State senator Hiram Monserrate has finally been expelled from the senate. More than A YEAR after was arrested for STABBING HIS GIRLFRIEND IN THE FACE.

It all started after Monserrate was arrested in 2008. When it first happened Monserrate’s partner told police it was an intentional attack (obviously). But soon after the story broke, Karla Giraldo (his partner) recanted, claiming it was an accident and that she didn’t want to press charges. Fortunately the law in New York does not allow people to drop domestic violence charges, and Monserrate was prosecuted anyway.
Monserrate, the monster, had the nerve to claim that he slipped and “bumped into her with a glass”. The fact that this “defense” was even taken seriously for one minute infuriated me. THERE WAS EVEN A VIDEO, AN INSANELY DISTURBING VIDEO, taken by a building surveillance camera, showing Monserrate dragging his partner through the hallway.

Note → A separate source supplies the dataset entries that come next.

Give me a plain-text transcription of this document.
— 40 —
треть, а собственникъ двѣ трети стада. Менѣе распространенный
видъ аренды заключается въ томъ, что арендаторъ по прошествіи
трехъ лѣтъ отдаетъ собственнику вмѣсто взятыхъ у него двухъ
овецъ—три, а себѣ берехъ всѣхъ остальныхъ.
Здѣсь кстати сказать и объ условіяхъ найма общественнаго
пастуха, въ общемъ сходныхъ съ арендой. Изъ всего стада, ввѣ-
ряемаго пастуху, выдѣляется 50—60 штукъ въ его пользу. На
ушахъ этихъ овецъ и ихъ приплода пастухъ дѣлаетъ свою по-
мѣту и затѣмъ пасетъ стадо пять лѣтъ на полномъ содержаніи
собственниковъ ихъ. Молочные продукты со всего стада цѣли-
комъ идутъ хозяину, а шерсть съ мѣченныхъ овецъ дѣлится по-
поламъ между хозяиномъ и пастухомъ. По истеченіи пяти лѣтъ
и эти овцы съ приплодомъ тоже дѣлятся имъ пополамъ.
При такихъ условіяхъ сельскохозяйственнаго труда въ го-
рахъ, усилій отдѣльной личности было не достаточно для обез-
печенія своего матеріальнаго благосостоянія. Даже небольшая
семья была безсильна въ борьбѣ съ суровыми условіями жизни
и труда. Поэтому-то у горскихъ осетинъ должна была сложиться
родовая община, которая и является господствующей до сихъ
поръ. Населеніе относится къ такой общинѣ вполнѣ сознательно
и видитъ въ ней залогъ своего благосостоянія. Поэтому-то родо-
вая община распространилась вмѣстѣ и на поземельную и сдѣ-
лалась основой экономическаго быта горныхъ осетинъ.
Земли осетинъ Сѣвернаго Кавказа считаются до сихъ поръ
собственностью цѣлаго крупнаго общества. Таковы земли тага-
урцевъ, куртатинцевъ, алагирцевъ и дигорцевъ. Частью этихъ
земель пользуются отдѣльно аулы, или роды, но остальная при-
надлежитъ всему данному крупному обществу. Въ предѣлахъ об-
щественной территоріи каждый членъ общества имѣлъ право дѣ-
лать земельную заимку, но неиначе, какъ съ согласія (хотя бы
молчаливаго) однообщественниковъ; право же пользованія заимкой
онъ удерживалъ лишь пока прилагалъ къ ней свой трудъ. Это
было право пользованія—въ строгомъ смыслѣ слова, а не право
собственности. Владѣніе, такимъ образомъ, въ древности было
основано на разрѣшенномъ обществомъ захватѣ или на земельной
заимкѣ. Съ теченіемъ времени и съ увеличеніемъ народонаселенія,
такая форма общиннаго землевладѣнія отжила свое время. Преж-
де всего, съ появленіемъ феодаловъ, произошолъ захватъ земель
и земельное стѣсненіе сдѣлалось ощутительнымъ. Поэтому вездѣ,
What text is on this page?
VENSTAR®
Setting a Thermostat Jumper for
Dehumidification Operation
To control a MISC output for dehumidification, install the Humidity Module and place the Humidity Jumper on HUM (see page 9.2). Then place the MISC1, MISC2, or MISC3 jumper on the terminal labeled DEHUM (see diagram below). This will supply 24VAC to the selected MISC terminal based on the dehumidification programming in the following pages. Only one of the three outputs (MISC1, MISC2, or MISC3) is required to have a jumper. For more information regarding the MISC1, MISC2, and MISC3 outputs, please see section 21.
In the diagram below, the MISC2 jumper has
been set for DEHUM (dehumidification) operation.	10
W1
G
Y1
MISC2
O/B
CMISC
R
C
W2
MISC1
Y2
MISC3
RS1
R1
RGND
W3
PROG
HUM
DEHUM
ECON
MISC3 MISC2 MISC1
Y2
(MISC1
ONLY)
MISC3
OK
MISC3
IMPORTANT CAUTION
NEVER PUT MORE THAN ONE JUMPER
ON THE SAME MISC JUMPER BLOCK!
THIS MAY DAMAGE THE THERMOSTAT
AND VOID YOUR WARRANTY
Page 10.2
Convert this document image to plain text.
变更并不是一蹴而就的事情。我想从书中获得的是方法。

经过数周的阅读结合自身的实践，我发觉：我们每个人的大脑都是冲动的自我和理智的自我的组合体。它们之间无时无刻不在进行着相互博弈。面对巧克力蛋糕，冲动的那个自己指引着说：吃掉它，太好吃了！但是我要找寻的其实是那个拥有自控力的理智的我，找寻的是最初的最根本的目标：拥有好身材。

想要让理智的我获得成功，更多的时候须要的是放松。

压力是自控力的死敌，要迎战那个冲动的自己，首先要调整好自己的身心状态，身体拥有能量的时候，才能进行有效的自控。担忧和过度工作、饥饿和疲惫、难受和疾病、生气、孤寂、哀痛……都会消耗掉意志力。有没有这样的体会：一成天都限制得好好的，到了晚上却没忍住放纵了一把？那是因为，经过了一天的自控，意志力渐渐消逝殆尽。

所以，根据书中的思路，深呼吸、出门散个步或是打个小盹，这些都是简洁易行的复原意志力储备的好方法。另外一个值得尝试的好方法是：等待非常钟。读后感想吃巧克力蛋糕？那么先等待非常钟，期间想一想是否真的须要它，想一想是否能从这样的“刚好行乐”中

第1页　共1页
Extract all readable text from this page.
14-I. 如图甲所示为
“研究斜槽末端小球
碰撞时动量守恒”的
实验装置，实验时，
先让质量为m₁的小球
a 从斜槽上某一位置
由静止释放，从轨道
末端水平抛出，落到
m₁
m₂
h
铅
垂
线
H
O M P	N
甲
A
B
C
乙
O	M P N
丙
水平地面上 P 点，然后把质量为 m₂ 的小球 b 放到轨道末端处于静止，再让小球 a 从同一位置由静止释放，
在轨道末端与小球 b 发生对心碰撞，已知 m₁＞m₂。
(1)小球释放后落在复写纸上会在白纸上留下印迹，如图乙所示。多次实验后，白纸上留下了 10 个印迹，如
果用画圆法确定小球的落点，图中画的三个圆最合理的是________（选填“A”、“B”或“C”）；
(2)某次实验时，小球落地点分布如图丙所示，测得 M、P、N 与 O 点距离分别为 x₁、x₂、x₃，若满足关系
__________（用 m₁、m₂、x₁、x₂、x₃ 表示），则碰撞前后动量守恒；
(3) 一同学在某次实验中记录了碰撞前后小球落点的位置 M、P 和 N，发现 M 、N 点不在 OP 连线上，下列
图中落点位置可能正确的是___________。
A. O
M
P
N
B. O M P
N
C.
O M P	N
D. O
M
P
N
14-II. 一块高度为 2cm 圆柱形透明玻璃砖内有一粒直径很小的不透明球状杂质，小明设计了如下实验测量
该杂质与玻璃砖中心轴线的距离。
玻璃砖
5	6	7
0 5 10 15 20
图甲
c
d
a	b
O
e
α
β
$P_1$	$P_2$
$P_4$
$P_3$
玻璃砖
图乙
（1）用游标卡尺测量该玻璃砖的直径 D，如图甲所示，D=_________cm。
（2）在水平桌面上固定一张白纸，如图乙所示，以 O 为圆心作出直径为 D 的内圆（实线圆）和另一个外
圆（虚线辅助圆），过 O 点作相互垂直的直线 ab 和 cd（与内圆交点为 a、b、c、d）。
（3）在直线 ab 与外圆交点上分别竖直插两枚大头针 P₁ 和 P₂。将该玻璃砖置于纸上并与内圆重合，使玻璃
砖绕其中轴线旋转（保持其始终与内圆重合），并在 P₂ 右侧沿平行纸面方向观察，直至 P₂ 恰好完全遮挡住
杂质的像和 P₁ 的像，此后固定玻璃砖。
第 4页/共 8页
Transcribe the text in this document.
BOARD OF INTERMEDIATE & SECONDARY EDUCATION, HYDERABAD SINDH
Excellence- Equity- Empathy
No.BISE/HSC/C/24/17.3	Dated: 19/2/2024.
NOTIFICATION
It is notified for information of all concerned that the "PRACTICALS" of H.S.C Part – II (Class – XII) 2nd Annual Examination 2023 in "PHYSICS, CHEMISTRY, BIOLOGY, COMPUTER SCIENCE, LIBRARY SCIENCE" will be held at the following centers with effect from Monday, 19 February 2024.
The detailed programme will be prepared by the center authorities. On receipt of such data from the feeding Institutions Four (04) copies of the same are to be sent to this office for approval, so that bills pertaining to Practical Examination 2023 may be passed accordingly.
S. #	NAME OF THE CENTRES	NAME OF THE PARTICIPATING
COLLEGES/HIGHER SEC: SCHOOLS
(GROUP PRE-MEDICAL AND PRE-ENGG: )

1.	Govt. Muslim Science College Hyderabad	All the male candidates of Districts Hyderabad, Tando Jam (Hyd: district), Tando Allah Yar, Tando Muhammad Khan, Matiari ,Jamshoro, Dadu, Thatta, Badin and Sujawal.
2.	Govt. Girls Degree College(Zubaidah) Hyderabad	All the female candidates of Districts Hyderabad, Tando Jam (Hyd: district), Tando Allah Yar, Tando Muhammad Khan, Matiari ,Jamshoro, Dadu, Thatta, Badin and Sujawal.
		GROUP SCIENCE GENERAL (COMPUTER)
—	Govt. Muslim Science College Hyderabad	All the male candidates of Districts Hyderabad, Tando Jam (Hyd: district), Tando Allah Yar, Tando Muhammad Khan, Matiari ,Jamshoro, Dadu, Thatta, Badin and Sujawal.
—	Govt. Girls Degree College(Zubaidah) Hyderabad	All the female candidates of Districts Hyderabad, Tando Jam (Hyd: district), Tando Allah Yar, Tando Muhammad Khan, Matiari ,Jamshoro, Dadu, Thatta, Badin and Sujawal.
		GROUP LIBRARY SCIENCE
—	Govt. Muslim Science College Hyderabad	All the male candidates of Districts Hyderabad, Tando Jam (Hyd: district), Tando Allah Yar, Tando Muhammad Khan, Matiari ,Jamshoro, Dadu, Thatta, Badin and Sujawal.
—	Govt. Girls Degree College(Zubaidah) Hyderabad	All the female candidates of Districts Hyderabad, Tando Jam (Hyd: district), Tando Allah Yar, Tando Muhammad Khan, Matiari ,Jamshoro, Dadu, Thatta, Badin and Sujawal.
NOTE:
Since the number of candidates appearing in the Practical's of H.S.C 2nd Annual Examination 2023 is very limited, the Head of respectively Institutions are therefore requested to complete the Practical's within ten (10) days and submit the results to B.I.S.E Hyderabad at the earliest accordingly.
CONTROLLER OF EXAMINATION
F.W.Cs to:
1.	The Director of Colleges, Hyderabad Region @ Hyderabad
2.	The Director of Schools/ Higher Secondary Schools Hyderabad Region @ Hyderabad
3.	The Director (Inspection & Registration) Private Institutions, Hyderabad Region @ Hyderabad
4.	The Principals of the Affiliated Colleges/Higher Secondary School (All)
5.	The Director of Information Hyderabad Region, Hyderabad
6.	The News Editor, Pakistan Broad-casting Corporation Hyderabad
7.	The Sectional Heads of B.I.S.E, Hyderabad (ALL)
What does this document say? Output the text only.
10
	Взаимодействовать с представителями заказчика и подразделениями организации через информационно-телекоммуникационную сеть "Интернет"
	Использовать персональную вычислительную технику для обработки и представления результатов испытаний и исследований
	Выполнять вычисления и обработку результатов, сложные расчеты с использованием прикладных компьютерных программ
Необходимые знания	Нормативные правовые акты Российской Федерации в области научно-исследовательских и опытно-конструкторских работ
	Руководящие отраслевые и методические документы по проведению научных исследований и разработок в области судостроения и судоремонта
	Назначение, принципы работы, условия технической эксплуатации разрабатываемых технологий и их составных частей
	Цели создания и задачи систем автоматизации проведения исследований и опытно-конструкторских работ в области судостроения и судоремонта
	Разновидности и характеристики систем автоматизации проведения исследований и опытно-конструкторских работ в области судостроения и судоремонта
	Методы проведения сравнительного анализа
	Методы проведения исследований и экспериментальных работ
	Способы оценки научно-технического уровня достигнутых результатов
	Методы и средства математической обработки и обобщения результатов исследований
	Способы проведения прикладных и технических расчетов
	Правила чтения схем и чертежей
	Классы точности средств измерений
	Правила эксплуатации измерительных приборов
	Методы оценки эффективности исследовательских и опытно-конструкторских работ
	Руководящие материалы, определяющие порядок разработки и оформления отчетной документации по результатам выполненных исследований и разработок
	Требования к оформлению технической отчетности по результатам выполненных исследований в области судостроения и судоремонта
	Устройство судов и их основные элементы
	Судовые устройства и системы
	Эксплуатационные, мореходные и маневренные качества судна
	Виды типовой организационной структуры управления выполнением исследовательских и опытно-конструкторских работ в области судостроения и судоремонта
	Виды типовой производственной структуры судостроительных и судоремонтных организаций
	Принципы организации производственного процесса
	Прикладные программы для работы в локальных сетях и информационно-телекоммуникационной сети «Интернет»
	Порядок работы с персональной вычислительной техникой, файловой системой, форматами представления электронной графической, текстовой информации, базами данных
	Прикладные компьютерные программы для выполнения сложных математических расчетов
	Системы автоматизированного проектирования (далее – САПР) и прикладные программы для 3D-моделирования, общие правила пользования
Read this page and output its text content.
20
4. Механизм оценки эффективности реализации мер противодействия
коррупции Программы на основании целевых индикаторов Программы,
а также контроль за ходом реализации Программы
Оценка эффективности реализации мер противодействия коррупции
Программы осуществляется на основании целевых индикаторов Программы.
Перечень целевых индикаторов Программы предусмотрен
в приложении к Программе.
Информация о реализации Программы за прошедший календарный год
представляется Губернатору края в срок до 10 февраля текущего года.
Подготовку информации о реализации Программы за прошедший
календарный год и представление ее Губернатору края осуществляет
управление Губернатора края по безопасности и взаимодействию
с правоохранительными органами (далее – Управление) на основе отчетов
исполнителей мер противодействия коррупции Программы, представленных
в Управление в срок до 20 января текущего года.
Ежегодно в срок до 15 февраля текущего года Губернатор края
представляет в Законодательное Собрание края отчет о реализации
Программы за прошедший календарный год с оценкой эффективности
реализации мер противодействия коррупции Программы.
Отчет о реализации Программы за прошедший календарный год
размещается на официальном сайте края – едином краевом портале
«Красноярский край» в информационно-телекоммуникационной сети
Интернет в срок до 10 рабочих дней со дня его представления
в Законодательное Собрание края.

So now he has FINALLY, more than a year later, been expelled from the Senate but not due to any real dispersal of justice by our legal system. Monserrate was essentially expelled for political reasons having little to do with any concern for the assault crime he committed.
This case, alongside being infuriating, also raised a few questions in my mind re: domestic violence. I am a bit torn over the issue, which I have been thinking about for a while.
After the first six months or so went by and nothing happened with this case, nothing significant anyway, I remember saying to a few of my friends that this is an instance where I think it would have been overwhelmingly positive if women would have organized and done some kind of vigilante direct-action, in the name of justice.
I tend to look down on vigilante-ism, as a tactic that is overwhelmingly negative and unproductive, mostly because it doesn’t do much to actually organize masses of people to resist or understand the political situation they are reacting against. But in this instance, I thought that having a man who violently and grotesquely assaulted his girlfriend on camera, remain in Senate, was a very serious ideologically powerful symbol of misogynistic violence. Of course this is not limited to just Monserrate. Anytime acts of terrorism or violence go unchallenged and unpunished it has a net negative affect, at least in my mind. It is a kind of psychological violence embedded deep in society’s collective consciousness because it reinforces, normalizes, rationalizes and justifies these actions.
On the other hand, I am trying to back away from the whole good guy/monster dichotomy that I am often guilty of, and which is the going narrative in mainstream society.
This good guy/monster guy narrative assumes that there are only two kinds of men in the world = aggressive/dangerous and those who are normal. This narrative tells us that women are in a position to discern clearly the one from the other, and blames them harshly when they don’t.
Why? Because it gives the impression that any dangerous or exploitative relationship/man/situation would be easily identifiable as abnormal and thus any woman who does not leave or immediately avoid the encounter must be responsible due to her poor judgement, OR, that the woman in question must not be a victim since she must have asked or tolerated that behavior.
Another important feminist contribution to the casual acceptance of domestic violence stems from the understanding that these kinds of situations are only an exaggeration of typical hetero-normative relations. They are the disproportionately extreme versions of what passes for romantic behavior in many popular movies and television shows. The forceful man shows his value for a woman by pursuing her aggressively, ignoring her attempts to thwart his advances, being macho and beating everyone up, etc.,
So yeah am a bit torn on the subject. Its good for collective society that Monserrate has been shamed for his act, but does this reproduce the good guy/monster narrative? I don’t know. Whatever. At least the bastard is gone. Good riddens.